De ambtenaar waarvan het positief veiligheidsadvies dient te worden verlengd en die niet wenst te worden onderworpen aan een veiligheidsverificatie of zijn instemming intrekt wordt, indien het verkrijgen van een positief veiligheidsadvies een toelaatbaarheidsvereiste was in de zin van artikel 17, § 2, van het koninklijk besluit van 2 oktober 1937 houdende het statuut van het Rijkspersoneel, na hem te hebben gehoord, ambtshalve ontslagen, indien de ambtenaar een andere door de overheid voorgestelde functie in de Federale Overheidsdienst Financiën weigert.]1
----------
(1)<KB 2018-07-06/02, art. 6, 002; Inwerkingtreding : 01-08-2018>
Art.6.
<Opgeheven bij KB 2018-07-06/02, art. 7, 002; Inwerkingtreding : 01-08-2018>
Art.7.
<Opgeheven bij KB 2018-07-06/02, art. 7, 002; Inwerkingtreding : 01-08-2018>
Art.8.Om bij arbeidsovereenkomst in dienst te worden genomen met het oog op een tewerkstelling in een functie [1 ...]1 bedoeld in artikel 1, tweede lid, dient voor de kandidaat, in voorkomend geval, voorafgaandelijk een positief veiligheidsadvies te zijn verstrekt.

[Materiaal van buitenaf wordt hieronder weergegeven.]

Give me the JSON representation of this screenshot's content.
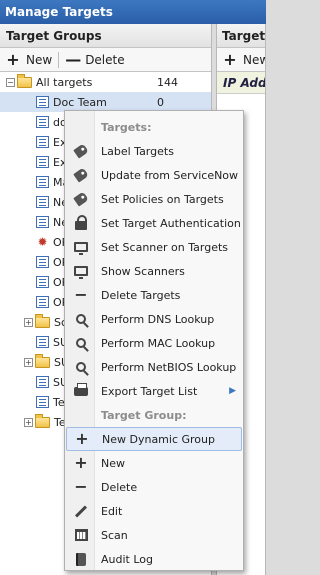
{
  "window": {
    "title": "Manage Targets"
  },
  "left_panel": {
    "header": "Target Groups",
    "toolbar": {
      "new_label": "New",
      "delete_label": "Delete",
      "new_symbol": "+",
      "delete_symbol": "—"
    },
    "tree": [
      {
        "label": "All targets",
        "count": "144",
        "kind": "folder",
        "expander": "−",
        "selected": false
      },
      {
        "label": "Doc Team",
        "count": "0",
        "kind": "list",
        "selected": true
      },
      {
        "label": "do",
        "kind": "list"
      },
      {
        "label": "Ex",
        "kind": "list"
      },
      {
        "label": "Ex",
        "kind": "list"
      },
      {
        "label": "Ma",
        "kind": "list"
      },
      {
        "label": "Ne",
        "kind": "list"
      },
      {
        "label": "Ne",
        "kind": "list"
      },
      {
        "label": "OR",
        "kind": "star"
      },
      {
        "label": "OR",
        "kind": "list"
      },
      {
        "label": "OR",
        "kind": "list"
      },
      {
        "label": "OR",
        "kind": "list"
      },
      {
        "label": "Sc",
        "kind": "folder",
        "expander": "+"
      },
      {
        "label": "SU",
        "kind": "list"
      },
      {
        "label": "SU",
        "kind": "folder",
        "expander": "+"
      },
      {
        "label": "SU",
        "kind": "list"
      },
      {
        "label": "Te",
        "kind": "list"
      },
      {
        "label": "Te",
        "kind": "folder",
        "expander": "+"
      }
    ]
  },
  "right_panel": {
    "header": "Targets",
    "toolbar": {
      "new_label": "New",
      "new_symbol": "+"
    },
    "column_header": "IP Addre"
  },
  "context_menu": {
    "items": [
      {
        "label": "Targets:",
        "section": true
      },
      {
        "label": "Label Targets",
        "icon": "tag-icon"
      },
      {
        "label": "Update from ServiceNow",
        "icon": "tag-icon"
      },
      {
        "label": "Set Policies on Targets",
        "icon": "tag-icon"
      },
      {
        "label": "Set Target Authentication",
        "icon": "lock-icon"
      },
      {
        "label": "Set Scanner on Targets",
        "icon": "monitor-icon"
      },
      {
        "label": "Show Scanners",
        "icon": "monitor-icon"
      },
      {
        "label": "Delete Targets",
        "icon": "minus-icon"
      },
      {
        "label": "Perform DNS Lookup",
        "icon": "search-icon"
      },
      {
        "label": "Perform MAC Lookup",
        "icon": "search-icon"
      },
      {
        "label": "Perform NetBIOS Lookup",
        "icon": "search-icon"
      },
      {
        "label": "Export Target List",
        "icon": "printer-icon",
        "submenu": true
      },
      {
        "label": "Target Group:",
        "section": true
      },
      {
        "label": "New Dynamic Group",
        "icon": "plus-icon",
        "hover": true
      },
      {
        "label": "New",
        "icon": "plus-icon"
      },
      {
        "label": "Delete",
        "icon": "minus-icon"
      },
      {
        "label": "Edit",
        "icon": "pencil-icon"
      },
      {
        "label": "Scan",
        "icon": "calendar-icon"
      },
      {
        "label": "Audit Log",
        "icon": "book-icon"
      }
    ]
  }
}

Het al in dienst zijnde contractueel personeel kan slechts worden tewerkgesteld in een [1 functie]1 bedoeld in artikel 1, tweede lid, nadat het, in voorkomend geval, een voorafgaandelijk positief veiligheidsadvies verkreeg.
[1 Wanneer een veiligheidsadvies dient te worden verlengd of een nieuw veiligheidsadvies wordt uitgebracht zoals bedoeld in artikel 22quinquies, § 5, van genoemde wet van 11 december 1998 en de Nationale Veiligheidsoverheid een negatief advies verleent dat definitief is geworden of als het contractueel personeelslid niet wenst te worden onderworpen aan een veiligheidsverificatie of zijn instemming intrekt, wordt een einde gesteld aan de arbeidsovereenkomst van het personeelslid, na hem te hebben gehoord, indien hij een andere door de overheid voorgestelde functie in de Federale Overheidsdienst Financiën weigert.]1
----------
(1)<KB 2018-07-06/02, art. 8, 002; Inwerkingtreding : 01-08-2018>
Art. 9. De minister bevoegd voor Financiën wordt belast met de uitvoering van dit besluit.